The doctor also said that "there was effectively no risk of transmission of HIV from a person with an undetectable viral load to a sexual partner", stated court documents.

No report on the man's viral load at the time of the offence in April 2021 was available. 

However, apart from the July 2021 result, his viral load consistently tested as "not detected" in tests taken every six months from November 2017 to January this year.

It was therefore accepted that his viral load was likely to be "not detected" or "borderline" at the time of the offence, stated court documents.

PROSECUTION AND DEFENCE ARGUMENTS

The prosecution asked for two years' jail, noting that "the risk of transmission is low as the accused's undetectable viral load means that there was effectively zero risk of transmission".

However, the offender did not inform the victim that he was HIV positive, exposed two different victims to the risk of transmission of HIV and also reoffended while under investigation, said Mr Tan.

"While the accused did not use a condom when he engaged in sexual activity with the victim, we accept that this is mitigated by the fact that there was effectively no risk of transmission," said the prosecutor.

Defence lawyer Sunil Sudheesan sought a high fine with no jail time, arguing that his client was unable to transmit HIV during the offences.

The man had consumed alcohol before the offence, including one bottle of vodka, which clouded his judgment, added the lawyer.

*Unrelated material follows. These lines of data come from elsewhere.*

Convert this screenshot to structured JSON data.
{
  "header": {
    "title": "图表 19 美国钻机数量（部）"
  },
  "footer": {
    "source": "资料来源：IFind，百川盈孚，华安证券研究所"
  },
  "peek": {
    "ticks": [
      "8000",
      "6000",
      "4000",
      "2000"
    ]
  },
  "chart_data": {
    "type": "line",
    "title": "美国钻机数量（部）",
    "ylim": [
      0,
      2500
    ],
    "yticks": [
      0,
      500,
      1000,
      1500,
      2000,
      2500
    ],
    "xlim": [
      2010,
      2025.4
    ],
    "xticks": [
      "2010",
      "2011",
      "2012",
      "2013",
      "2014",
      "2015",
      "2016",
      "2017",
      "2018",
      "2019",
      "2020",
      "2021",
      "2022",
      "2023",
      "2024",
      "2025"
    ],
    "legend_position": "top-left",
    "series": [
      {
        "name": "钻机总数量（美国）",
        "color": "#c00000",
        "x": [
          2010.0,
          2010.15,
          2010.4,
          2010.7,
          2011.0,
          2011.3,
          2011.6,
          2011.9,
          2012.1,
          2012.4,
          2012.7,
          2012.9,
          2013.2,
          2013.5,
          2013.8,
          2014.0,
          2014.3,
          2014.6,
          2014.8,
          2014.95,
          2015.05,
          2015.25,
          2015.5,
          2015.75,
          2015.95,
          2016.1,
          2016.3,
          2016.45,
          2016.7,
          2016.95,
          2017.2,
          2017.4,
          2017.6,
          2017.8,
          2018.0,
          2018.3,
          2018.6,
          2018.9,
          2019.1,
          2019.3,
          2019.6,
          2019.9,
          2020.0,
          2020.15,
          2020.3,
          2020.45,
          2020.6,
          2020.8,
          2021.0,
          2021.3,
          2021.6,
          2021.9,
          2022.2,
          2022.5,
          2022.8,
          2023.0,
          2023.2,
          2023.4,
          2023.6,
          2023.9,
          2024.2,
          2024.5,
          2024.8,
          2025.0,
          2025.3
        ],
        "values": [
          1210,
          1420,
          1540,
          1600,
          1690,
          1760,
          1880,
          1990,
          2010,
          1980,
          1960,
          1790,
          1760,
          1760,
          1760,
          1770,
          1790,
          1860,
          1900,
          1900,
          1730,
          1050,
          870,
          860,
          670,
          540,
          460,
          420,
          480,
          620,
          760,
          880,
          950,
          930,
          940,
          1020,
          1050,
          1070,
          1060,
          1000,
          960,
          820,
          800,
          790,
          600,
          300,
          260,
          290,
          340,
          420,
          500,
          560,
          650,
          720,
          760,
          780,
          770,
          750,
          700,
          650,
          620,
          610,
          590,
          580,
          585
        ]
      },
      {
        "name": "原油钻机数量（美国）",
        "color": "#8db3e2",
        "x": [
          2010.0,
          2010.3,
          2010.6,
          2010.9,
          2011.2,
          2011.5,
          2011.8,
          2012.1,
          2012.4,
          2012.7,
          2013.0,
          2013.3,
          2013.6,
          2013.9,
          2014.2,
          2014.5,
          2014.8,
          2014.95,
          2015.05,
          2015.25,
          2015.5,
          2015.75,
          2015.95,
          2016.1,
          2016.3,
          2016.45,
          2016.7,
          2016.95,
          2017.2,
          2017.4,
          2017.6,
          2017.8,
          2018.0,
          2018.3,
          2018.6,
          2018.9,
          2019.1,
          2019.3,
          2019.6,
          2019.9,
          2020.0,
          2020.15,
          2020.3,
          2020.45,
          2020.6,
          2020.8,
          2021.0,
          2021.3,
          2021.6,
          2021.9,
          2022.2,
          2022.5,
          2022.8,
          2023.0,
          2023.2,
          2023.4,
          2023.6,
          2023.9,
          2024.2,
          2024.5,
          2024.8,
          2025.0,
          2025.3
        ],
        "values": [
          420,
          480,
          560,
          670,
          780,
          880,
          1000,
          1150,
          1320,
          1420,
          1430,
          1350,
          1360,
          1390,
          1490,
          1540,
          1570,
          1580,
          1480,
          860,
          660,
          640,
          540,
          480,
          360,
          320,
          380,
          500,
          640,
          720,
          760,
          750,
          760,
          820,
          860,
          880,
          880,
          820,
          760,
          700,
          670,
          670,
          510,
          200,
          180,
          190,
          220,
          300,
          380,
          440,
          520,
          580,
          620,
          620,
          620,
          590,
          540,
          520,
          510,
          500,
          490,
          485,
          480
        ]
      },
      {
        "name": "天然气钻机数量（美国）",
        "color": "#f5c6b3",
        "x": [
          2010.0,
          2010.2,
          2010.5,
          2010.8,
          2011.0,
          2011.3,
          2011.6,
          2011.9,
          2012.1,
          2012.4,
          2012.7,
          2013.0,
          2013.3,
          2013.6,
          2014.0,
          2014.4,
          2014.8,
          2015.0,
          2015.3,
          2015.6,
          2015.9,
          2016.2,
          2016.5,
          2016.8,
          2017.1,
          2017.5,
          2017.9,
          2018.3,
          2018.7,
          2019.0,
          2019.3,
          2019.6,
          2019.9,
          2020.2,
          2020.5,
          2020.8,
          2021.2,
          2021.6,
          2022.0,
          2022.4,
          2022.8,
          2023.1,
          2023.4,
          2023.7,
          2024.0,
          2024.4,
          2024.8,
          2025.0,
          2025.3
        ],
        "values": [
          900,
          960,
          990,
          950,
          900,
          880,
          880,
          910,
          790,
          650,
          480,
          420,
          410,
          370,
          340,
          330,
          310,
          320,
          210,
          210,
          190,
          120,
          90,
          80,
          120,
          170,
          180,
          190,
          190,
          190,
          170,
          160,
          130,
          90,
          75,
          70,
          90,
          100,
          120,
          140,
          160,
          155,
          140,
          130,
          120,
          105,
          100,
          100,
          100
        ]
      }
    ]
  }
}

"Our client did not disclose any risk of transmission to the victims only because he knew that there was no risk of transmission at all," argued Mr Sudheesan.

"Afraid of the stigma against HIV, our client erroneously omitted to disclose the risk of transmission when it is zero."

The man has appealed against his sentence. He could have been jailed for up to 10 years, fined up to S$50,000 or both.